Another way to ask this question would be “how many players tested positive, anyway?” We don’t know the answer to that, as Ohio State never released its pregame participation report.
What we do know is that whoever tested positive will now be sidelined for 21 days, ruling them out for both the Michigan State and Michigan games, if Ohio State is able to play in either of those contests.
Then there's also the possibility of potential midseason opt-outs like we've already seen at other schools.
Does this roster stay intact?
Ohio State has a roster loaded with future NFL talent, and that could work against the Buckeyes if the COVID-19 situation continues to trend in the wrong direction in the coming days and weeks.
A few of these players returned to Ohio State to chase a national championship and improve their NFL draft stocks. If it looks like the Buckeyes’ College Football Playoff chances are out the window and/or they feel they’ve already shown enough to bolster their draft position, players could potentially elect to leave the team and start their NFL draft preparation early.

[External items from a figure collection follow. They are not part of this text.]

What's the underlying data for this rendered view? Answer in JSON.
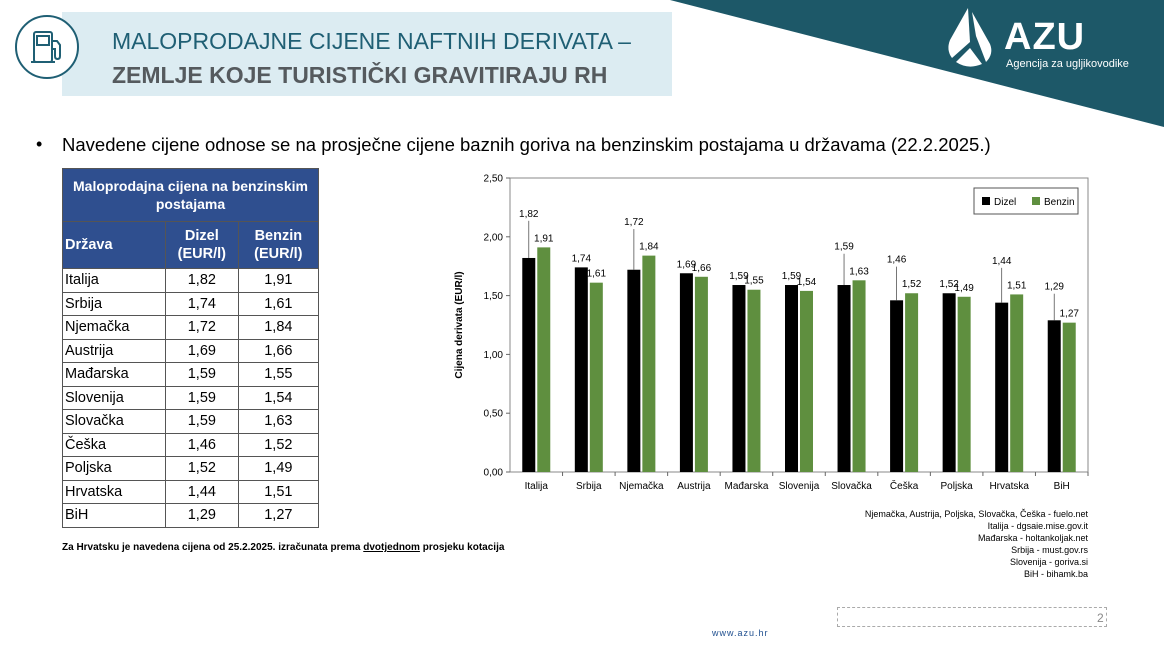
{
  "slide": {
    "title_line1": "MALOPRODAJNE CIJENE NAFTNIH DERIVATA –",
    "title_line2": "ZEMLJE KOJE TURISTIČKI GRAVITIRAJU RH",
    "logo_name": "AZU",
    "logo_subtitle": "Agencija za ugljikovodike",
    "bullet": "Navedene cijene odnose se na prosječne cijene baznih goriva na benzinskim postajama u državama (22.2.2025.)",
    "footnote_a": "Za Hrvatsku je navedena cijena od 25.2.2025. izračunata prema ",
    "footnote_u": "dvotjednom",
    "footnote_b": " prosjeku kotacija",
    "footer_url": "www.azu.hr",
    "page_number": "2",
    "icons": {
      "title": "fuel-pump-icon",
      "logo": "drop-mark-icon"
    },
    "colors": {
      "primary": "#1f5f74",
      "title_box": "#dcecf2",
      "corner": "#1d5868",
      "table_header": "#2f4f8f"
    }
  },
  "table": {
    "header_main": "Maloprodajna cijena na benzinskim postajama",
    "col_country": "Država",
    "col_diesel": "Dizel (EUR/l)",
    "col_petrol": "Benzin (EUR/l)",
    "rows": [
      {
        "country": "Italija",
        "diesel": "1,82",
        "petrol": "1,91"
      },
      {
        "country": "Srbija",
        "diesel": "1,74",
        "petrol": "1,61"
      },
      {
        "country": "Njemačka",
        "diesel": "1,72",
        "petrol": "1,84"
      },
      {
        "country": "Austrija",
        "diesel": "1,69",
        "petrol": "1,66"
      },
      {
        "country": "Mađarska",
        "diesel": "1,59",
        "petrol": "1,55"
      },
      {
        "country": "Slovenija",
        "diesel": "1,59",
        "petrol": "1,54"
      },
      {
        "country": "Slovačka",
        "diesel": "1,59",
        "petrol": "1,63"
      },
      {
        "country": "Češka",
        "diesel": "1,46",
        "petrol": "1,52"
      },
      {
        "country": "Poljska",
        "diesel": "1,52",
        "petrol": "1,49"
      },
      {
        "country": "Hrvatska",
        "diesel": "1,44",
        "petrol": "1,51"
      },
      {
        "country": "BiH",
        "diesel": "1,29",
        "petrol": "1,27"
      }
    ]
  },
  "sources": [
    "Njemačka, Austrija, Poljska, Slovačka, Češka - fuelo.net",
    "Italija - dgsaie.mise.gov.it",
    "Mađarska - holtankoljak.net",
    "Srbija - must.gov.rs",
    "Slovenija - goriva.si",
    "BiH - bihamk.ba"
  ],
  "chart_data": {
    "type": "bar",
    "categories": [
      "Italija",
      "Srbija",
      "Njemačka",
      "Austrija",
      "Mađarska",
      "Slovenija",
      "Slovačka",
      "Češka",
      "Poljska",
      "Hrvatska",
      "BiH"
    ],
    "series": [
      {
        "name": "Dizel",
        "color": "#000000",
        "values": [
          1.82,
          1.74,
          1.72,
          1.69,
          1.59,
          1.59,
          1.59,
          1.46,
          1.52,
          1.44,
          1.29
        ]
      },
      {
        "name": "Benzin",
        "color": "#5f8f3f",
        "values": [
          1.91,
          1.61,
          1.84,
          1.66,
          1.55,
          1.54,
          1.63,
          1.52,
          1.49,
          1.51,
          1.27
        ]
      }
    ],
    "value_labels": [
      [
        "1,82",
        "1,74",
        "1,72",
        "1,69",
        "1,59",
        "1,59",
        "1,59",
        "1,46",
        "1,52",
        "1,44",
        "1,29"
      ],
      [
        "1,91",
        "1,61",
        "1,84",
        "1,66",
        "1,55",
        "1,54",
        "1,63",
        "1,52",
        "1,49",
        "1,51",
        "1,27"
      ]
    ],
    "ylabel": "Cijena derivata (EUR/l)",
    "ylim": [
      0,
      2.5
    ],
    "yticks": [
      "0,00",
      "0,50",
      "1,00",
      "1,50",
      "2,00",
      "2,50"
    ],
    "grid": false,
    "legend_position": "top-right"
  }
}
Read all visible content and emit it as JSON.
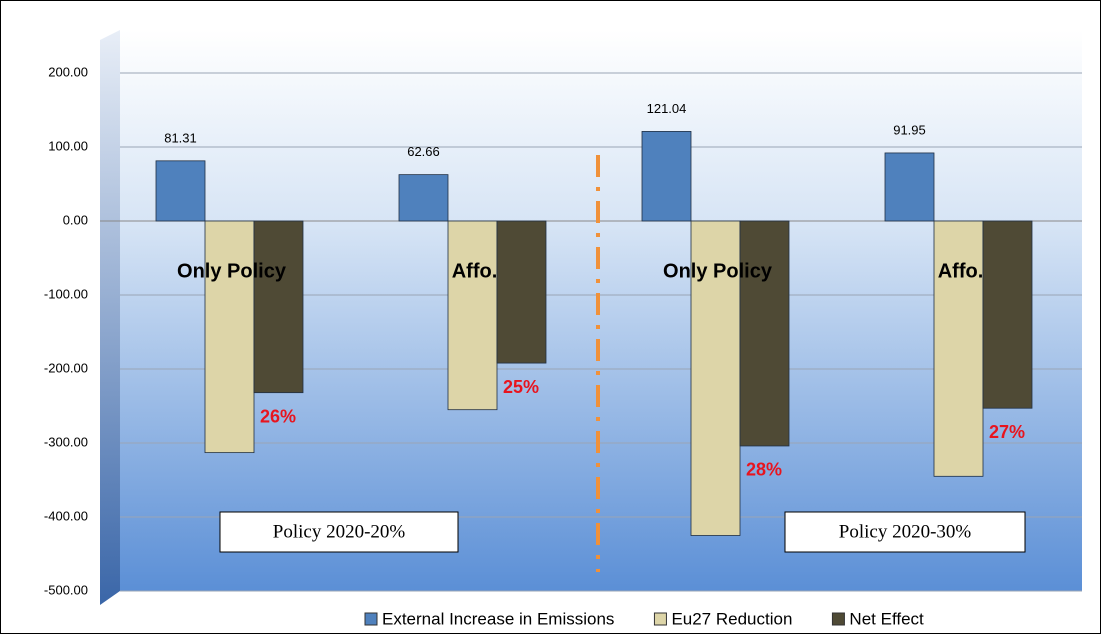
{
  "chart_data": {
    "type": "bar",
    "categories": [
      "Only Policy",
      "Affo.",
      "Only Policy",
      "Affo."
    ],
    "series": [
      {
        "name": "External Increase in Emissions",
        "color": "#4f81bd",
        "values": [
          81.31,
          62.66,
          121.04,
          91.95
        ]
      },
      {
        "name": "Eu27 Reduction",
        "color": "#ddd5a8",
        "values": [
          -313,
          -255,
          -425,
          -345
        ]
      },
      {
        "name": "Net Effect",
        "color": "#4f4a35",
        "values": [
          -232,
          -192,
          -304,
          -253
        ]
      }
    ],
    "annotations": [
      "26%",
      "25%",
      "28%",
      "27%"
    ],
    "group_labels": [
      "Policy 2020-20%",
      "Policy 2020-30%"
    ],
    "ylim": [
      -500,
      200
    ],
    "yticks": [
      {
        "value": -500,
        "label": "-500.00"
      },
      {
        "value": -400,
        "label": "-400.00"
      },
      {
        "value": -300,
        "label": "-300.00"
      },
      {
        "value": -200,
        "label": "-200.00"
      },
      {
        "value": -100,
        "label": "-100.00"
      },
      {
        "value": 0,
        "label": "0.00"
      },
      {
        "value": 100,
        "label": "100.00"
      },
      {
        "value": 200,
        "label": "200.00"
      }
    ],
    "grid": true
  }
}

We already saw it happen with Minnesota’s Rashod Bateman, who announced last week that he was leaving the team midseason to focus on his NFL draft preparation. There’s at least a chance we see it at Ohio State if players think they can no longer accomplish their goals.
Will the College Football Playoff move back?
We know the College Football Playoff has at least entertained the idea of pushing back the playoff, but so far has been quite insistent on maintaining its current timeline with officials saying it will not push the playoff back to create a longer regular season.
With late-season cancellations potentially causing quite a headache for the committee on selection day, we’ll see if the CFP reconsiders its stance.
Can Ohio State still make the playoff with such few games?
Our Dan Hope went much more in-depth on how Ohio State's COVID-19 situation affects the Buckeyes' playoff chances, but the short answer is yes.
Even if Ohio State does not play another game all season, the Buckeyes will still technically have a chance to make the playoff, because the committee said it will not require a minimum number of games for teams to qualify for the playoff.
"The selection committee's job is to select the top four teams beginning November 24 and continuing through the final rankings December 20," the committee said in a Q&A published on its website last weekend. "The number of games and wins by each team is certainly important in weighing its ranking, but it is not the only factor."
Of course, more games would certainly help bolster the Buckeyes' playoff resume, but if the committee thinks Ohio State is one of the four best teams in the nation, the Buckeyes can technically make the field regardless of how many games they've played.